Capt Sullenberger talks with press after landing in Charlotte

March 3, 2010

Flight 1549 posts
Capt Sullenberger, Doreen Welsh retiring
Doreen Welsh re: retirement
Capt Sullenberger re: retirement
US Airline Pilots Association re: Capt Sully retirement

Capt Sullenberger gets a water cannon salute upon landing in Charlotte.

Vodpod videos no longer available.

Press conference after touchdown. He seems angry or impatient or something.

Vodpod videos no longer available.

[hand transcribed]

When did you make the decision to retire?

Quite frankly, prior to Jan. 15, 2009, I was planning to work for the rest of my life. And I’m still not retiring from work. I’m retiring from the airline so I can use my time on other issues of great importance at this moment.

The aviation safety industry.

Yes, and the profession.

Clarify his statement about not leaving the industry better than he found it.

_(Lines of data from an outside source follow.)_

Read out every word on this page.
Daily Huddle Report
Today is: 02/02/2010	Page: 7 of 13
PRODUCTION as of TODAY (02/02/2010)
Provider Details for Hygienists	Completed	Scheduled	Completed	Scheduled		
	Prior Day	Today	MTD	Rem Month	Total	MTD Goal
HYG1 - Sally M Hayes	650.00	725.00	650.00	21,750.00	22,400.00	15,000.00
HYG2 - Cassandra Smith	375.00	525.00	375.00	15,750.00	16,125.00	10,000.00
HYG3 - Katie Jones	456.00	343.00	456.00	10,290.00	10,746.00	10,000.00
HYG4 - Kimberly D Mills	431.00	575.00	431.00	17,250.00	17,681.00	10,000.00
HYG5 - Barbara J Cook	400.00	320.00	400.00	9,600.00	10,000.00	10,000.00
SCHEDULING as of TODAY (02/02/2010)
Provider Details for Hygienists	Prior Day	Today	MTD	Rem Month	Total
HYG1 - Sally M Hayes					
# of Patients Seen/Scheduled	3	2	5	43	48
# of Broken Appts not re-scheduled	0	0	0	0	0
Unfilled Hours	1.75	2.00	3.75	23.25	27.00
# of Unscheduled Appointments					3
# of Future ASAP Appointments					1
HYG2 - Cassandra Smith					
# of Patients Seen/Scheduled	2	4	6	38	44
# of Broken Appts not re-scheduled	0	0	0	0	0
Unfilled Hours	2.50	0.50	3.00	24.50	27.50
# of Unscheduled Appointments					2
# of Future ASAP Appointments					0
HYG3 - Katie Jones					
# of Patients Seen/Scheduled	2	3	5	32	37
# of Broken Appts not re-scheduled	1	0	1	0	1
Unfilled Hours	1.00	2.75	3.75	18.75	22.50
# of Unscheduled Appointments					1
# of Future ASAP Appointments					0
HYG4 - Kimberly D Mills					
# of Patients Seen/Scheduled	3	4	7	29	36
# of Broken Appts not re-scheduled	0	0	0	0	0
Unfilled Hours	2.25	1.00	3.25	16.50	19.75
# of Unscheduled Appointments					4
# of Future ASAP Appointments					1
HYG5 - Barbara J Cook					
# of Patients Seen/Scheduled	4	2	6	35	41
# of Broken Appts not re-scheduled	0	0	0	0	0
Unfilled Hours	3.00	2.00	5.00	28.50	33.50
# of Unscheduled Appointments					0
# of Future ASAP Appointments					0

The working conditions – we’re working much harder: more hours per day, more flights per day, more days per week, more days per month. And in terms of fatigue…many flights per day on short flights and long haul flights that might span 15-16 hours were you need multiple crews.

Fatigue is more an issue, and yet we have rest rules that are a genereation old and need to be updated in light of modern science.

What about the flight today?

Mentions First Officer Jeff Skiles and his wife and friends and colleagues who were able to fly with him.

In thirty years of flying, I don’t believe I’ve received better, more efficient and friendly service from the air traffic controllers than I did today. It was definitely noticed. The word must have been passed. We were greeted with every frequency change.

What was it like having Flight 1549 passengers on the flight?

Well, it was sort of coming full circle, wasn’t it. I think many of us are still trying to process this remarkable event from January 15th and put it in persepective. And certainly spending time together and having another amazing opportunity to share a very special day helps in the regard.

What’s next?

I’m very busy. I’m doing public speaking, I have another book I’ve obligated myself to write for my publisher (no title) and we have some work to do in Washington to urge our leaders not to lose sight of what really matters and what our priorities must be and how hard we must continue to work to keep on making aviation safer.

And that we can’t rely simply on investments made by previous generations – we must continue to renew our investments, and those must not only in technology, not only in the system in which we operate, but also in people.